Le gouvernement libanais, fragilisé par des mois de crise politique, a condamné l'incursion israélienne, dénonçant une « violation flagrante de notre souveraineté ». La Force intérimaire des Nations unies au Liban (Finul) a appelé les deux parties à la retenue. Les échanges de tirs transfrontaliers sont récurrents dans cette zone, mais la situation est devenue plus tendue depuis le déclenchement de la guerre à Gaza en octobre 2023.

Washington garde espoir, Téhéran durcit le ton

Malgré les dénégations iraniennes, la Maison-Blanche maintient son cap. Un conseiller à la sécurité nationale a déclaré que « les discussions se poursuivent et que le président Trump reste déterminé à parvenir à une solution diplomatique ». De son côté, Téhéran a réaffirmé sa position : « Notre programme nucléaire est entièrement pacifique, et nous ne négocierons sous aucune pression. » L'Iran exige préalablement la levée de toutes les sanctions américaines, condition que Washington juge « irréaliste ».
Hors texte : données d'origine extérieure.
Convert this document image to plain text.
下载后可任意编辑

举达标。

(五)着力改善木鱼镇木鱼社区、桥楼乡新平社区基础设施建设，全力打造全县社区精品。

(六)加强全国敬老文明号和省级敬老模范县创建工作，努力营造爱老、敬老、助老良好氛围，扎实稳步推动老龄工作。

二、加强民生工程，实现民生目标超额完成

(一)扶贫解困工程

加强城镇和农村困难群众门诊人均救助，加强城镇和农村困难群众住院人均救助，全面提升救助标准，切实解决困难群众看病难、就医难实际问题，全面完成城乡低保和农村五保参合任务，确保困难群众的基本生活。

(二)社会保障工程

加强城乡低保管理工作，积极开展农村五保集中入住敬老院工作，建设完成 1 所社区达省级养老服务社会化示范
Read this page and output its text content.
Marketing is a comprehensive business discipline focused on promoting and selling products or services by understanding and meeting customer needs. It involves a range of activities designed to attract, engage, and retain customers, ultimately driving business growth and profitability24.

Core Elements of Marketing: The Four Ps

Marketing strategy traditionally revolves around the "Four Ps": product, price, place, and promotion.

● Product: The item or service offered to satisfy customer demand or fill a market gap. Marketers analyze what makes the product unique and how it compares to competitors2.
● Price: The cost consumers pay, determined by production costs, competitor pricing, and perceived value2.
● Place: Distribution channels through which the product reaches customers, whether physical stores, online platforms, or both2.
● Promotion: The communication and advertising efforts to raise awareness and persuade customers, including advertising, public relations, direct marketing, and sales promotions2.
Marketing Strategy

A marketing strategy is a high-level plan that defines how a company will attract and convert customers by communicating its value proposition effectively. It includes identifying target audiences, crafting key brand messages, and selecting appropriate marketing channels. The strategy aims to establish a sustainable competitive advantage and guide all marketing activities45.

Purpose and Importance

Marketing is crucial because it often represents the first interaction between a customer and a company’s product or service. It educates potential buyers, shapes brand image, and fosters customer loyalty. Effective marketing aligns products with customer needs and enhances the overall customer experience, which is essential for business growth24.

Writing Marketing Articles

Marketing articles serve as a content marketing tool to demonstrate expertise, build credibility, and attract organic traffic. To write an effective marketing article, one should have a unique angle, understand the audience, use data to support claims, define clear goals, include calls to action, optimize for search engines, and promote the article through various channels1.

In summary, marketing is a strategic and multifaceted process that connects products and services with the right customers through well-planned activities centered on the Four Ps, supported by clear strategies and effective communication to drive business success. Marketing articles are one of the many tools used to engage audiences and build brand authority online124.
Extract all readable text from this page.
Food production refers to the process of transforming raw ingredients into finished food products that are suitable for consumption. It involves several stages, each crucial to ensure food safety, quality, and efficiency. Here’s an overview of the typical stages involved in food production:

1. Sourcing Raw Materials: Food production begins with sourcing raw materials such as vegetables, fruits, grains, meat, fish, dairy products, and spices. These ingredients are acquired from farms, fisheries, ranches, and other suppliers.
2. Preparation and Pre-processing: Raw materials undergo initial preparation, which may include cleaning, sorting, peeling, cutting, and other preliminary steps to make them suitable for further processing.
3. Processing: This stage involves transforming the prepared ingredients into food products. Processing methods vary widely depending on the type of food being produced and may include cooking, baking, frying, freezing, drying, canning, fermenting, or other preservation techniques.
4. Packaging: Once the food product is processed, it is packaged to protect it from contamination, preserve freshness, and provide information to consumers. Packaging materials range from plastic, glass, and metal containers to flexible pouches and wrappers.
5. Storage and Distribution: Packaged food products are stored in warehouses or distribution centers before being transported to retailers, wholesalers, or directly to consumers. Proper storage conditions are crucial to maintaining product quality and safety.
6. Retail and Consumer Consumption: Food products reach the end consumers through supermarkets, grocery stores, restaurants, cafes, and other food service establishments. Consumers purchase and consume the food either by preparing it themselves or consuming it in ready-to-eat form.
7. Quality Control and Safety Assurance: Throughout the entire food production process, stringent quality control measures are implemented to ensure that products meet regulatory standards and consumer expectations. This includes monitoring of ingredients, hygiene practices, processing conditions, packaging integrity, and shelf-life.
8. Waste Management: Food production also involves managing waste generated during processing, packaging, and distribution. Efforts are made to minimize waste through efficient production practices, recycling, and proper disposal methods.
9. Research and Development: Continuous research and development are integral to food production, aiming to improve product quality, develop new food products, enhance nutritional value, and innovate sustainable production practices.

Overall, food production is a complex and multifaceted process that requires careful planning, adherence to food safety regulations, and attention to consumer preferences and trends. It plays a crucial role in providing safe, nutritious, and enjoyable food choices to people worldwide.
Le dossier nucléaire iranien empoisonne les relations entre les deux pays depuis des décennies. En 2015, un accord international (JCPOA) avait été signé, mais le retrait américain en 2018 sous l'administration Trump a mis le processus en suspens. Les dernières annonces américaines sur un « engagement iranien » avaient déjà été démenties par Téhéran, qui accuse les États-Unis de manipuler l'information. Le fossé entre les deux capitales semble se creuser, alors que les conséquences économiques et sécuritaires se font sentir dans toute la région.

Conséquences régionales et économiques

L'instabilité autour du détroit d'Ormuz, passage stratégique pour le pétrole du Golfe, a des répercussions directes sur les marchés financiers. Les investisseurs, échaudés par les menaces iraniennes de bloquer le détroit, surveillent chaque déclaration. La baisse du prix du baril, si elle soulage les consommateurs, fragilise les économies des pays producteurs, dont l'Iran. Téhéran accuse Washington et ses alliés de vouloir « punir l'Iran pour sa politique étrangère indépendante ».

Sur le plan diplomatique, la Russie et la Chine, partenaires de l'Iran, ont appelé à une « désescalade ». Moscou a proposé une nouvelle médiation, tandis que Pékin a souligné l'importance de « respecter le droit international et la souveraineté des États ». La France, l'Allemagne et le Royaume-Uni, signataires de l'accord de 2015, tentent de relancer les négociations, mais les positions restent éloignées. L'arrivée de nouvelles troupes américaines dans la région n'arrange rien, selon Téhéran, qui y voit « une provocation supplémentaire ».

La guerre au Moyen-Orient, déjà complexe, s'enlise dans une escalade nucléaire et militaire. L'opposition frontale entre les récits américains et iraniens ne laisse entrevoir aucune issue rapide. Chaque camp campe sur ses positions, et les habitants de la région paient le prix fort d'un conflit qui n'en finit pas de s'étendre.